Most students have spent countless hours, mental space and money—for registration and sometimes a tutor—preparing for the ACT/SAT just to get back a score that doesn’t reflect what we know. Sure, there are hundreds of people who do well on the ACT, but what does a single score say about what a student will bring to a college? The answer: absolutely nothing.
A test score shows how well a student can take a test, not who they are as a person (or even their intelligence). The truth is, some of us are just bad test takers. We’ve all studied for months, gone to tutoring, taken practice exams every week and learned every shortcut and technique. All to do well on an exam we’re told will determine our future school.
In my practice exams for the ACT reading section, I scored very well—only missing a question or two—but when I was testing, my nerves got in the way, and I started to panic in the middle of the exam.
Another time, I got a nosebleed and started to bleed all over my test while simultaneously trying to convince the proctor not to take my test away and to let me finish. Sure, I did have the chance to retake the exam, and in turn hope for a better score, but every time I retook the ACT, the pressure of doing better kept building up until the word “ACT” filled me with dread.
I spent countless nights over the past year stressing over the ACT while balancing an already-stressful school workload. In turn, I wasn’t able to spend as much time on the things that really define who I am, like journalism and Model UN.

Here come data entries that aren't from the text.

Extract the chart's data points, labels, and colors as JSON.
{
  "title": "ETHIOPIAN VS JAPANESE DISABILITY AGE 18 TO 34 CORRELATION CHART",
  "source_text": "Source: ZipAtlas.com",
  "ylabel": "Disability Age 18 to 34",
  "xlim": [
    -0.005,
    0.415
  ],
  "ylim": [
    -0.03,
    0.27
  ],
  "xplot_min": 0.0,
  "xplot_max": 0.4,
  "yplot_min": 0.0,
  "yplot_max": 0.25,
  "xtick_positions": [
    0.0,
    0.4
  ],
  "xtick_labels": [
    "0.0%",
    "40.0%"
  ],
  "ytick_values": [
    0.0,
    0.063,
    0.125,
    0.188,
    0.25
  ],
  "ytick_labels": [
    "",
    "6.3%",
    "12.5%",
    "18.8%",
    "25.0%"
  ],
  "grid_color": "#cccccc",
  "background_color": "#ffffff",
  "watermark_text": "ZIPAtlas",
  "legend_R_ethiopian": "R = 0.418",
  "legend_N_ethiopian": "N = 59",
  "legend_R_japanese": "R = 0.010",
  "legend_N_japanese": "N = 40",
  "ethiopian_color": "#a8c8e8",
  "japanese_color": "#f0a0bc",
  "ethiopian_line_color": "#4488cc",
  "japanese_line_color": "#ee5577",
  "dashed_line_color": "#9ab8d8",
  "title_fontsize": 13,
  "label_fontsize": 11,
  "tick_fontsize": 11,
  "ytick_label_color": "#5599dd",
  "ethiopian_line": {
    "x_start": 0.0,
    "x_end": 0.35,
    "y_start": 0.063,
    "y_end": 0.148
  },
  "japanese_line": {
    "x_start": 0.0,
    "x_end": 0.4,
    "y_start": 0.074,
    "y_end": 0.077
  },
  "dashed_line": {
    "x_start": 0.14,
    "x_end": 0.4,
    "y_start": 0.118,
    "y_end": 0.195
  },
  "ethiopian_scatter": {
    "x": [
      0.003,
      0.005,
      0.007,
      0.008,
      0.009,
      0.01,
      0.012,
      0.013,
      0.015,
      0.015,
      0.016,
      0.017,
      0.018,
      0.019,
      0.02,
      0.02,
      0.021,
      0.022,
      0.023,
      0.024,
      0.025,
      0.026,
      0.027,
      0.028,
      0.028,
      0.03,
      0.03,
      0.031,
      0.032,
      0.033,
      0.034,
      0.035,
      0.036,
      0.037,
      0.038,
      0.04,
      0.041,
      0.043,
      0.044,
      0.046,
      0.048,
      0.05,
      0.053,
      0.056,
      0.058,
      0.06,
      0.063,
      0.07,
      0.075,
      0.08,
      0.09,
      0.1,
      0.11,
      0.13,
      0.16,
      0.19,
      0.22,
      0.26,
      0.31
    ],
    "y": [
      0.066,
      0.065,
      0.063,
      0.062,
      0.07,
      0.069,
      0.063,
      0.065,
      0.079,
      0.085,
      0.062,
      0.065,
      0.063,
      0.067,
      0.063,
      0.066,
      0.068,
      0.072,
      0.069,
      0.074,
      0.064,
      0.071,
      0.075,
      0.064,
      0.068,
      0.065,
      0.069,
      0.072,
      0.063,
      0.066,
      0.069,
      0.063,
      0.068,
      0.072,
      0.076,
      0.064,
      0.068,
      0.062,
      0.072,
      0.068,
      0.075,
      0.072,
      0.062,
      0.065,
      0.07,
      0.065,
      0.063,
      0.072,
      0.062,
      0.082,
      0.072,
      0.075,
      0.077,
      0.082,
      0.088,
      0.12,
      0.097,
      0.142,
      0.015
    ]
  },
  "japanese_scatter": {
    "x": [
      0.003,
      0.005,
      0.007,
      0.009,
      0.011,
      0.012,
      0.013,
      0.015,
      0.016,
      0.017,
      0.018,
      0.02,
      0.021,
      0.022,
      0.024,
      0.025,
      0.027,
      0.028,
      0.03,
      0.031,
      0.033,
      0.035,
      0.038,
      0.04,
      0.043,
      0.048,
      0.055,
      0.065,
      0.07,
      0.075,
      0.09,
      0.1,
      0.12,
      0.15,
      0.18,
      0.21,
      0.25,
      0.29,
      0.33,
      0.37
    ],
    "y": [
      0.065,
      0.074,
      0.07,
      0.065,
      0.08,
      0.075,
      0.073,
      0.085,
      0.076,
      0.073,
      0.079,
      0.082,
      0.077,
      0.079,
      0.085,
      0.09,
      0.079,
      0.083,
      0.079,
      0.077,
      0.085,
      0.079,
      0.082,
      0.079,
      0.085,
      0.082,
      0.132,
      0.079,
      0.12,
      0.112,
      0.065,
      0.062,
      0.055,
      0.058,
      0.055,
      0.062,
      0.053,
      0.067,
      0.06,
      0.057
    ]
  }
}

Having spent several months doing ACT tutoring, there is one message I’ve learned: the ACT and SAT are designed to trick you. For example, the science portion of the ACT requires no knowledge of any science—even though it has the word “science” in the title—but instead tests your ability to read a passage and pick out valuable information. So, how does a 36 on the science section relate to a student’s knowledge about science and whether or not they’d succeed in a science field? It doesn’t.
I’m not proposing that we get rid of the ACT/SAT, but it should hold less importance in the college application process. I get that colleges need to have some way to compare students equally because some schools have different GPA scales, and some don’t have AP courses, but I wish test scores didn’t carry as much weight as they do. Schools claim that they don’t have a cut off test score, but it’s obvious that it’s hard to get into a school if you’re below a certain score.
I suggest schools join the 850—and growing—test-optional colleges in the U.S, and let students choose if they want to submit their ACT/ SAT scores. Schools should focus more on a student’s essays, GPA and extracurriculars because they are better indicators if a student is right for a school, not one number from one day.